Lost in cultural transfer
Friday, July 25th, 2008Even big successes in the British and Irish theatre sometimes tend to get lost on their way across the channel. My absolute highlight of last years’s Edinburgh Fringe was Enda Walsh’s „The Walworth Farce“. Whilst the press voiced a few nit-picking reservations, in the Traverse Bar even from colleagues who normally couldn’t agree on the excact colour of their pre-show drinks praise for the play and Mikel Murfi’s breathtakingly fast production was unanimous. I imagined in the German-speaking theatre there would be huge interest, as Walsh’s „Disco Pigs“ up to now has had more than 70 productions over here. However, in the end it went to none of the major theatres but to Berne. Obviously many German dramaturgs had been bewildered by the play within the play which is as intricate as it is absurd and mere „white noise“ for the author.

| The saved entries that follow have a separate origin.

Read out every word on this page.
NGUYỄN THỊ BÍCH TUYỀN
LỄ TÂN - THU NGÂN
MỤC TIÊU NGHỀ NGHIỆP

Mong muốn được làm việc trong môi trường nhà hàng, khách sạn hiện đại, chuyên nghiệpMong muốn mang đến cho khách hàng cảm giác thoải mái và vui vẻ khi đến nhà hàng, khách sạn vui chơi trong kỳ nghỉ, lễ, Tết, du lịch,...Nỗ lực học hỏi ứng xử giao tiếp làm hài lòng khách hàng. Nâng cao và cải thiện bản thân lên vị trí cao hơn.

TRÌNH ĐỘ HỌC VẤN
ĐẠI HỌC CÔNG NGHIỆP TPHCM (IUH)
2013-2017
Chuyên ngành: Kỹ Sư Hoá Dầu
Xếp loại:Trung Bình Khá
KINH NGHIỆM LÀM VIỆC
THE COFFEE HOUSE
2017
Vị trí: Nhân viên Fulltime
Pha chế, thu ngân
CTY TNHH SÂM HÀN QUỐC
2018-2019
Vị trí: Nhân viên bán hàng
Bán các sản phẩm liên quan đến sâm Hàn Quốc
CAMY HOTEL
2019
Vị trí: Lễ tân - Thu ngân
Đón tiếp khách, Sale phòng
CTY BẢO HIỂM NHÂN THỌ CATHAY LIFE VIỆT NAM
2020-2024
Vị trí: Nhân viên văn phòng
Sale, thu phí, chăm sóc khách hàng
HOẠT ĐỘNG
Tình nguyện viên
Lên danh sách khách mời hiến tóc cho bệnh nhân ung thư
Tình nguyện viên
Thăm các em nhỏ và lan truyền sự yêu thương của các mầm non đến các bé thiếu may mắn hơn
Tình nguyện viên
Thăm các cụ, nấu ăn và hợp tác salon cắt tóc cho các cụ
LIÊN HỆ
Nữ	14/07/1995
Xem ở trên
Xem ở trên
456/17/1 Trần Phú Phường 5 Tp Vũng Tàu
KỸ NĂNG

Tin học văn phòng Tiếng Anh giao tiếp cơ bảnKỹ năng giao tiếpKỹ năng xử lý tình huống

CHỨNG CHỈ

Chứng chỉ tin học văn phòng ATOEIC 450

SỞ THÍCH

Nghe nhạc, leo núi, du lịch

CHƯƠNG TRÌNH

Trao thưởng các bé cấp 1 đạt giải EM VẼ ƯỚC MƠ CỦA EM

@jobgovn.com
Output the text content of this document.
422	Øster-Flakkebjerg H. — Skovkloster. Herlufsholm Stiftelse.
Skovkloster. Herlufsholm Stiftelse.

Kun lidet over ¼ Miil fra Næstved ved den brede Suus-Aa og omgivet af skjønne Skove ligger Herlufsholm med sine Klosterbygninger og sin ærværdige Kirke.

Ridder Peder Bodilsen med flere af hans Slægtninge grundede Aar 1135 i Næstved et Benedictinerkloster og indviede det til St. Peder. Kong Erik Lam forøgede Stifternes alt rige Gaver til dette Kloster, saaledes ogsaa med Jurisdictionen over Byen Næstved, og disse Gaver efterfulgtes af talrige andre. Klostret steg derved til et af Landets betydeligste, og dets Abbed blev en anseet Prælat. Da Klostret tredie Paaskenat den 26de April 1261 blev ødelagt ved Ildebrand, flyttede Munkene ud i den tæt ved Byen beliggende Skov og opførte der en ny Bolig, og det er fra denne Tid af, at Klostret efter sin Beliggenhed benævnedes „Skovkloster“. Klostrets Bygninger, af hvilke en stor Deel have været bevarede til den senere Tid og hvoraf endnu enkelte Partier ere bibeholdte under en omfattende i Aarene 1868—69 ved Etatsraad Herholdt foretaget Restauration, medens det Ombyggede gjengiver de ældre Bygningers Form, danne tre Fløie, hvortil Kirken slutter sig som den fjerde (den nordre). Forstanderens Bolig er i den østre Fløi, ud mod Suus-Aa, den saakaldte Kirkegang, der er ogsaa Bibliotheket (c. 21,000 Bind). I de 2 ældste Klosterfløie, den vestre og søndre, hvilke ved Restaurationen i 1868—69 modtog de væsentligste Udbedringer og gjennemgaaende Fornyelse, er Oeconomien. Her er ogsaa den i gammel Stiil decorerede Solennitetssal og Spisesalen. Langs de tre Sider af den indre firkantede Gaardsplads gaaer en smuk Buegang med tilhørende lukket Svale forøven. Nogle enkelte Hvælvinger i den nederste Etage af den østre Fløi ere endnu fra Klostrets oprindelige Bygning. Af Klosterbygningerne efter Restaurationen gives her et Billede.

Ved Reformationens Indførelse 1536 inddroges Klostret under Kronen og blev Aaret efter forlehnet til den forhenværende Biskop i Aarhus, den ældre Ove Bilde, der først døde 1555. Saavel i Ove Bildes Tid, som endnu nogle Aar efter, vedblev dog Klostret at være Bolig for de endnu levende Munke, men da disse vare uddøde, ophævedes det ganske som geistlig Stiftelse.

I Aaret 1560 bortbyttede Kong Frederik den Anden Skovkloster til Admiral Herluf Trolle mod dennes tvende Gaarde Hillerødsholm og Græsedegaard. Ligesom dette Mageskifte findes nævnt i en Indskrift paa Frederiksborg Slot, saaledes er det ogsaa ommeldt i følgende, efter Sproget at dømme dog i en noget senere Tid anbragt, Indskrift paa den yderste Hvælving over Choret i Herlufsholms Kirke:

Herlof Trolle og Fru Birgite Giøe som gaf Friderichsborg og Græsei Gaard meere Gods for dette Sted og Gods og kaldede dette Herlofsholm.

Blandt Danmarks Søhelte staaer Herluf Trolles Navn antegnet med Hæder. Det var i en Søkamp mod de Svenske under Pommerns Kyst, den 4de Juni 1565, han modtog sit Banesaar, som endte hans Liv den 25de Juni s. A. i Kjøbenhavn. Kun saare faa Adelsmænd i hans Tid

Normally one associates the Swiss not only with an almost English inability to convert penalties but also an inherent slowness and painstaking cleanliness. Still it came as a shock to enter the auditorium and to see that Walsh’s rundown Walworth Road flat had been turned into a spotless, aseptically white apartment every Docklands rent shark could make a killing with. The three Irishmen acting out the title-giving farce were actors who easily could have been picked up by the better sort of casting agent, not dilettantes rushing through the proceedings in the style of The Three Stooges. Every ludicrous twist was laboriously spelt out what slowed down the pace enormously.
The tyrannical actor-manager Dinny was no psychopath but a representative of the Swiss consensus society who from the outset regretted his violent outbursts and writhed pathetically on the floor. Why his son Blake had to kill this lump of misery remained the only secret in a production even managing to turn the play’s harsh ending into sheer whimsy. Walsh’s decisive final turn when the surviving Sean paints his face brown and assumes the identity of black supermarket checkout-girl Hayley got lost completely, as Hayley was played by a white actress. So a manic Irish farce with a truly heartbreaking ending looked like lame Chekhov for beginners in more than genteel surroundings. Even the occasional singing of „An Irish Lullaby“ was accompanied by mournful piano chords reminiscent of Chopin on Valium. Still, the local press loved it. Poor Walworth Road. Lucky Switzerland.